“ Kita sebagai rakyat dalam sistem politik hanya disodori daftar menu saja. Setelah kita pilih menu, yang masak tetap aja partai. Ya kita harus terima enak atau tidak enak menu itu. Kok rasa camcay beda. Kok rendang rasanya engga pedas. Engga bisa protes. Terima saja. “ Kata saya kepada istri ketika dia bertanya menjelang tidur. Itu cara sederhana saya menjelaskan mengapa kok Jokowi tidak seperti harapan kita. Kenapa niat baik Jokowi mudah sekali dijegal dalam prakteknya.
Sistem kekuasaan kita itu berfocus kepada kekuasaan partai. Engga percaya? hak memilih calon legislatif itu ada pada partai. Sehebat apapun anda, kalau partai tidak masukan anda dalam daftar caleg, ya tinggal mimpi doang. Hak menentukan siapa yang layak jadi kepala daerah dan gubernur, ada pada Partai. Artinya, nasip ada jadi pemimpin kelas daerah ditentukan partai. Begitu juga siapa yang layak jadi presiden, ya hanya partai yang menentukan dia pantas atau tidak dicalonkan.

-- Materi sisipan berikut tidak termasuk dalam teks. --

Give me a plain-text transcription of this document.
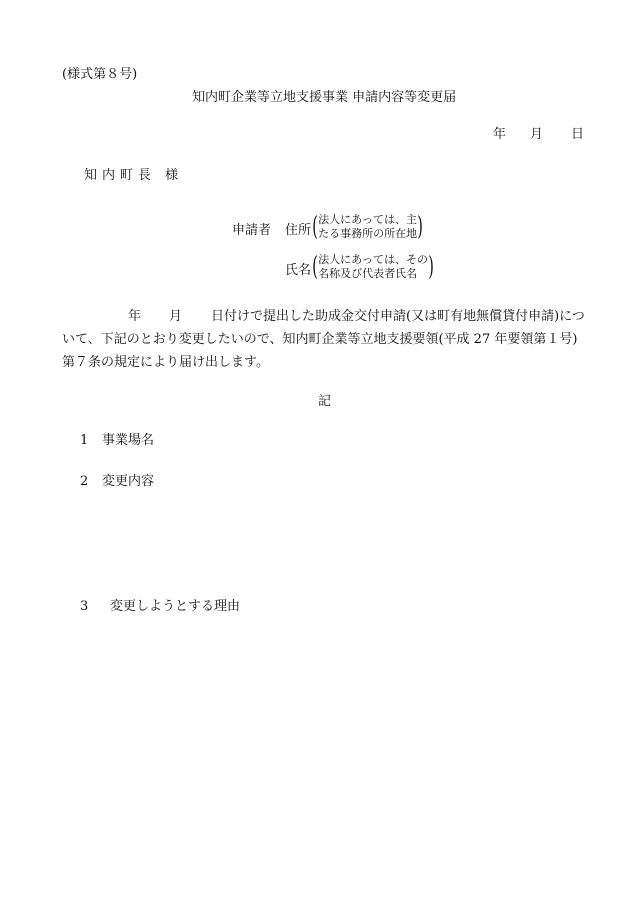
(様式第８号)
知内町企業等立地支援事業 申請内容等変更届
年 月 日
知内町長 様
申請者 住所 ( 法人にあっては、主
たる事務所の所在地 )
氏名 ( 法人にあっては、その
名称及び代表者氏名 )
年 月 日付けで提出した助成金交付申請(又は町有地無償貸付申請)につ
いて、下記のとおり変更したいので、知内町企業等立地支援要領(平成 27 年要領第１号)
第７条の規定により届け出します。
記
1 事業場名
2 変更内容
3 変更しようとする理由
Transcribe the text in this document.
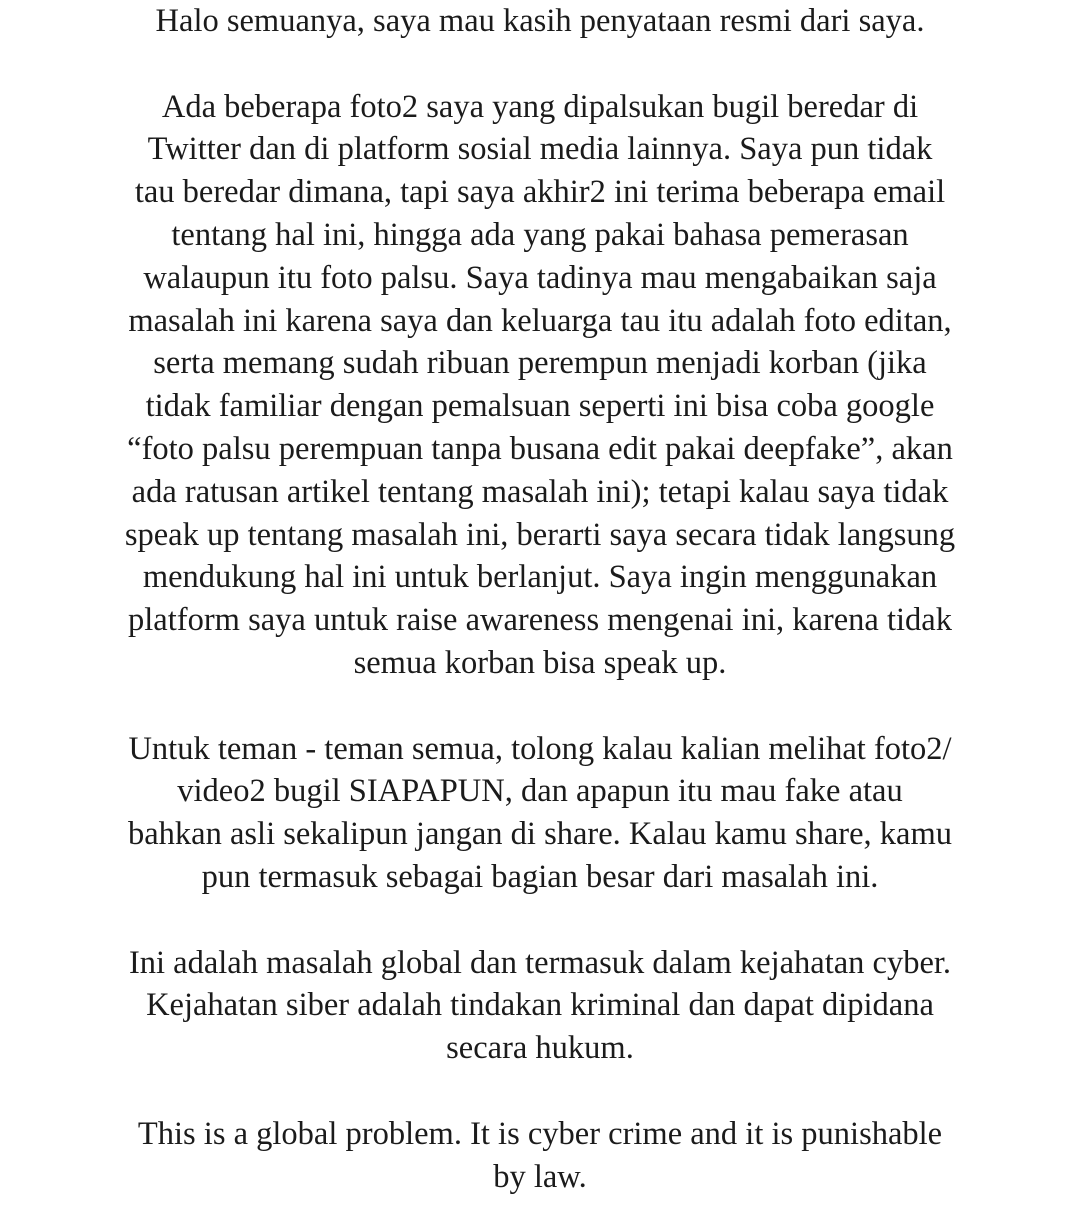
Halo semuanya, saya mau kasih penyataan resmi dari saya.

Ada beberapa foto2 saya yang dipalsukan bugil beredar di
Twitter dan di platform sosial media lainnya. Saya pun tidak
tau beredar dimana, tapi saya akhir2 ini terima beberapa email
tentang hal ini, hingga ada yang pakai bahasa pemerasan
walaupun itu foto palsu. Saya tadinya mau mengabaikan saja
masalah ini karena saya dan keluarga tau itu adalah foto editan,
serta memang sudah ribuan perempun menjadi korban (jika
tidak familiar dengan pemalsuan seperti ini bisa coba google
“foto palsu perempuan tanpa busana edit pakai deepfake”, akan
ada ratusan artikel tentang masalah ini); tetapi kalau saya tidak
speak up tentang masalah ini, berarti saya secara tidak langsung
mendukung hal ini untuk berlanjut. Saya ingin menggunakan
platform saya untuk raise awareness mengenai ini, karena tidak
semua korban bisa speak up.

Untuk teman - teman semua, tolong kalau kalian melihat foto2/
video2 bugil SIAPAPUN, dan apapun itu mau fake atau
bahkan asli sekalipun jangan di share. Kalau kamu share, kamu
pun termasuk sebagai bagian besar dari masalah ini.

Ini adalah masalah global dan termasuk dalam kejahatan cyber.
Kejahatan siber adalah tindakan kriminal dan dapat dipidana
secara hukum.

This is a global problem. It is cyber crime and it is punishable
by law.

Ya tentu ada standar normatif yang ditetapkan partai siapa yang layak diusung atau tidak. Namun standar normatif itu dikalahkan oleh politik uang. Walau anda tidak jelas kompetensinya sebagai orang yang hikmat bijaksana sesuai nafas sila ke 4, namun kalau anda bawa duit ya anda sudah pasti dicalonkan. Bahkan walau anda bukan kader partai dari akar rumput, itu akan mudah saja dicalonkan partai asalkan ada uang. Juga bukan rumor bila antar partai berburu publik pigur diluar kader partai untuk dicalonkan.
Engga percaya? setiap kebijakan presiden harus patuh kepada UU dan UUD. Siapa yang buat UU/UUD itu? ya partai. Perhatikan. Sebelum RUU itu masuk pembahasan komisi di DPR/D dan rapat paripurna, harus lebih dulu lolos Bamus ( Badan Musyawarah). Bamus ini badan tetap di DPR, yang sangat berkuasa menentukan aturan main dan agenda DPR. Siapa anggota Bamus ini? ya semua wakil dari partai yang dapat suara dalam caleg. Share mereka dalam Bamus ini ditentukan dari suara perolehan mereka.
Bamus ini sangat elitis karena anggotanya punya kontak langsung dengan pimpinan partai. Setiap hari mereka hotline dengan boss partai. Mereka harus jalankan arahan boss. Kalau ada anggota yang nolak, ya bisa di PAW kan. Penyebabnya bisa macam macam, Partai punya instrument dan sumber daya untuk singkirkan mereka. Kok bisa ? lah itu mereka yang ada di KPK, BPK, bahkan jaksa agung pasti terhubung dengan partai. Kalau engga, mana bisa mereka terpilih oleh presiden dan DPR. Pastilah mereka patuh kepada partai.
Selama ini publik terfocuskan kepada pigur capres. Padahal walau akhirnya pigur itu terpilih sebagai presiden, tetap saja tidak efektif melaksanakan misinya sesuai dengan agendanya yang dia jual pada waktu kampanye. Mengapa ? walau kita menganut sistem presidentialisme namun distribusi kekuasaan dalam trias politika, membonsai itu. Tetap saja yang berkuasa sebenarnya adalah Partai. Dan gimana kalau partai bersenggama dengan pengusaha? Ya selesai dah urusannya. Apalagi faktanya tidak ada partai yang menguasai suara mayoritas di DPR. Kartu para partai itu ya di cak oleh pengusaha. Outputnya ya kepentingan pengusaha.